Nine-year survival after iterative metastasectomies for renal cell carcinoma
Author(s) -
Tiago Oliveira,
Adama Ouattara,
Wouter Everaerts,
Gert De Meerleer,
Steven Joniau
Publication year - 2019
Publication title -
urology annals
Language(s) - English
Resource type - Journals
SCImago Journal Rank - 0.355
H-Index - 20
eISSN - 0974-7834
pISSN - 0974-7796
DOI - 10.4103/ua.ua_53_18
Subject(s) - medicine , metastasectomy , nephrectomy , renal cell carcinoma , sunitinib , surgery , lymph node , retroperitoneal lymph node dissection , radiology , metastasis , urology , cancer , oncology , chemotherapy , kidney , testicular cancer
We report the case of a 24-year-old male, diagnosed with an incidental T3a papillary renal cell carcinoma (RCC), treated with left laparoscopic radical nephrectomy. After 7 months, nodal recurrence was identified and retroperitoneal lymph node dissection (RPLND) was performed. Four months later, due to local recurrence, the patient underwent salvage RPLND, partial psoas resection and left adrenalectomy, and remained without recurrence during the following 15 months, after which treatment with sunitinib was started due to multiple metastases in pelvic lymph nodes, lungs, and bone.
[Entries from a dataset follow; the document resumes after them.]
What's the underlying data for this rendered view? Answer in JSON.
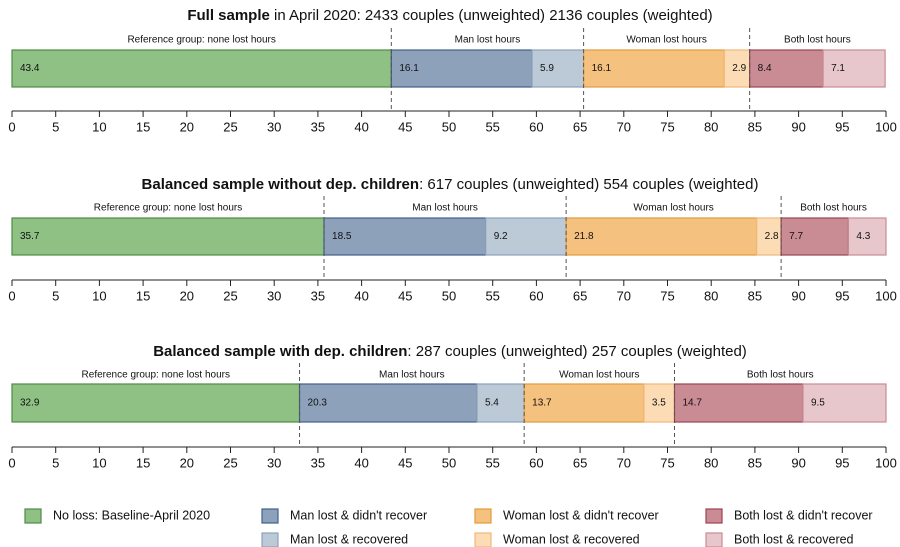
{
  "chart_data": {
    "type": "stacked-bar",
    "xlim": [
      0,
      100
    ],
    "xticks": [
      0,
      5,
      10,
      15,
      20,
      25,
      30,
      35,
      40,
      45,
      50,
      55,
      60,
      65,
      70,
      75,
      80,
      85,
      90,
      95,
      100
    ],
    "series": [
      {
        "name": "No loss: Baseline-April 2020",
        "color": "#8fc084",
        "stroke": "#4f8a46"
      },
      {
        "name": "Man lost & didn't recover",
        "color": "#8ea1bb",
        "stroke": "#41618a"
      },
      {
        "name": "Man lost & recovered",
        "color": "#bccad7",
        "stroke": "#8ea1bb"
      },
      {
        "name": "Woman lost & didn't recover",
        "color": "#f5c17f",
        "stroke": "#e39b3c"
      },
      {
        "name": "Woman lost & recovered",
        "color": "#fbdcb5",
        "stroke": "#efb77a"
      },
      {
        "name": "Both lost & didn't recover",
        "color": "#c98b94",
        "stroke": "#9c4451"
      },
      {
        "name": "Both lost & recovered",
        "color": "#e8c7cc",
        "stroke": "#c98b94"
      }
    ],
    "panels": [
      {
        "title_bold": "Full sample",
        "title_rest": " in April 2020: 2433 couples (unweighted) 2136 couples (weighted)",
        "values": [
          43.4,
          16.1,
          5.9,
          16.1,
          2.9,
          8.4,
          7.1
        ],
        "group_labels": [
          "Reference group: none lost hours",
          "Man lost hours",
          "Woman lost hours",
          "Both lost hours"
        ]
      },
      {
        "title_bold": "Balanced sample without dep. children",
        "title_rest": ": 617 couples (unweighted) 554 couples (weighted)",
        "values": [
          35.7,
          18.5,
          9.2,
          21.8,
          2.8,
          7.7,
          4.3
        ],
        "group_labels": [
          "Reference group: none lost hours",
          "Man lost hours",
          "Woman lost hours",
          "Both lost hours"
        ]
      },
      {
        "title_bold": "Balanced sample with dep. children",
        "title_rest": ": 287 couples (unweighted) 257 couples (weighted)",
        "values": [
          32.9,
          20.3,
          5.4,
          13.7,
          3.5,
          14.7,
          9.5
        ],
        "group_labels": [
          "Reference group: none lost hours",
          "Man lost hours",
          "Woman lost hours",
          "Both lost hours"
        ]
      }
    ]
  }
}
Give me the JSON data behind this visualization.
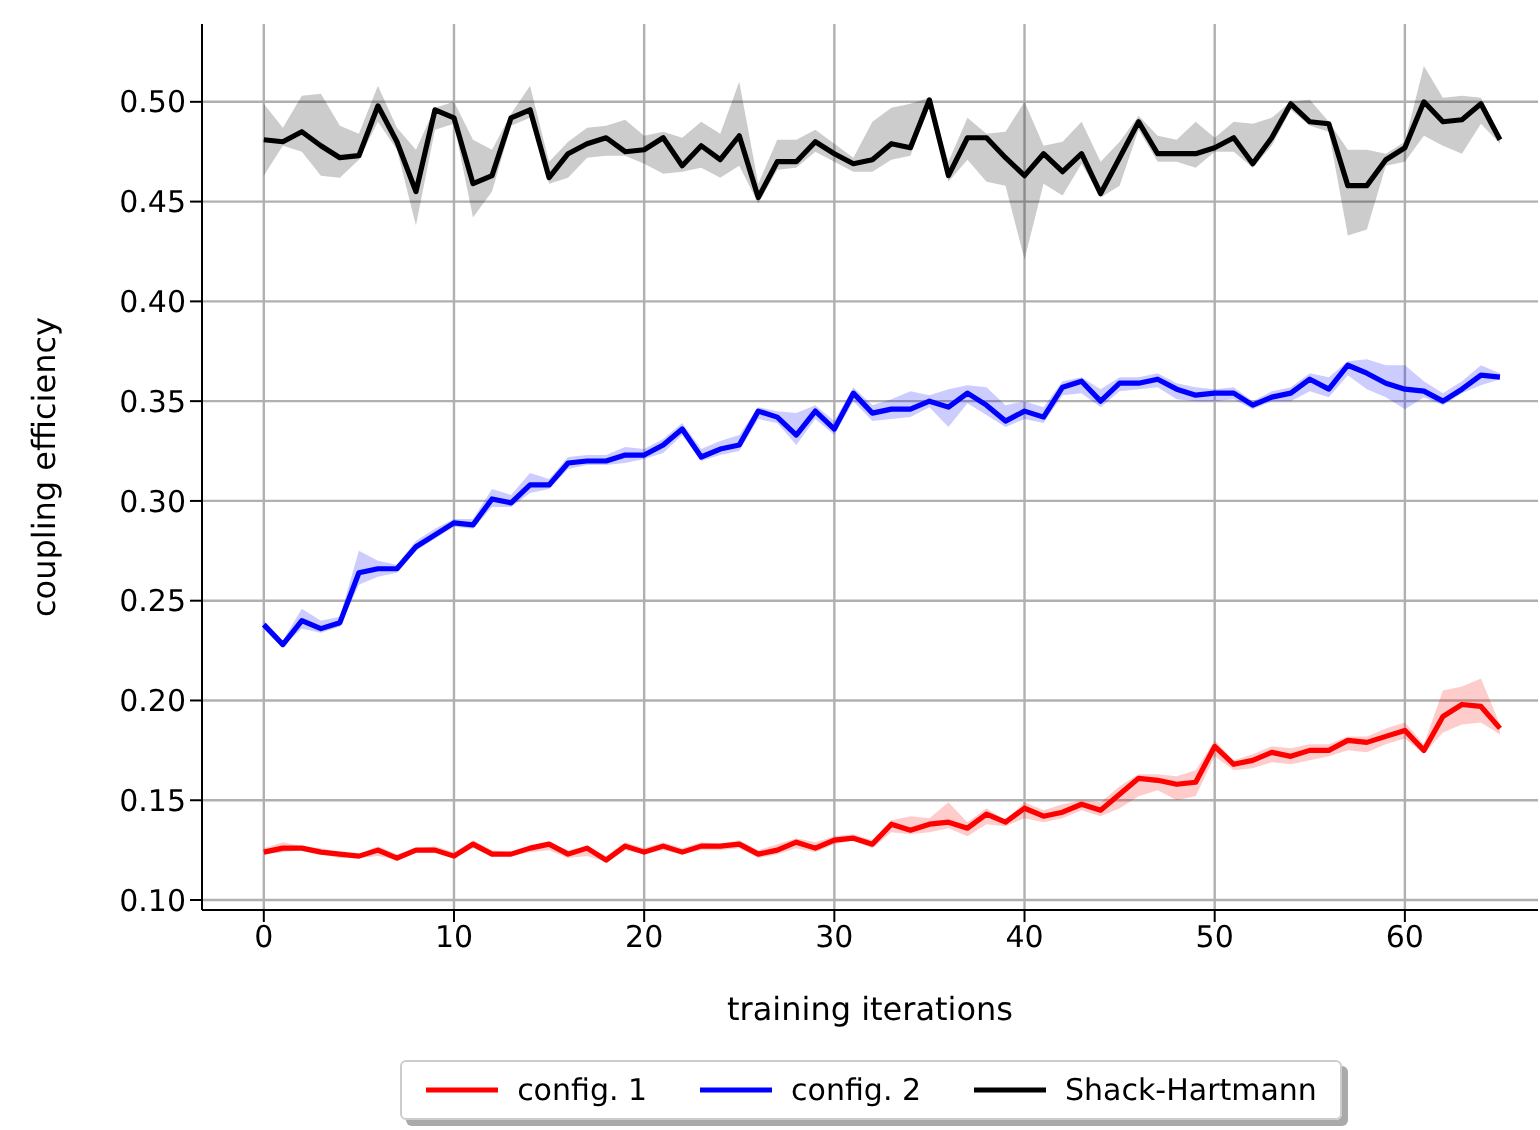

After 4 years of stable disease, progression at the quadratus lumborum and psoas muscles led to subsequent metastasectomy. No evidence of progression was identified for 2 years, after which, despite multimodal treatment (axitinib and radiotherapy to bone lesions), widespread disease progression led to patient death. This uncommon case of prolonged survival with metastatic RCC highlights the possible role of iterative metastasectomies in the management of advanced stage disease, as well as its potential to extend the survival substantially, even when progressive on tyrosine kinase inhibitors.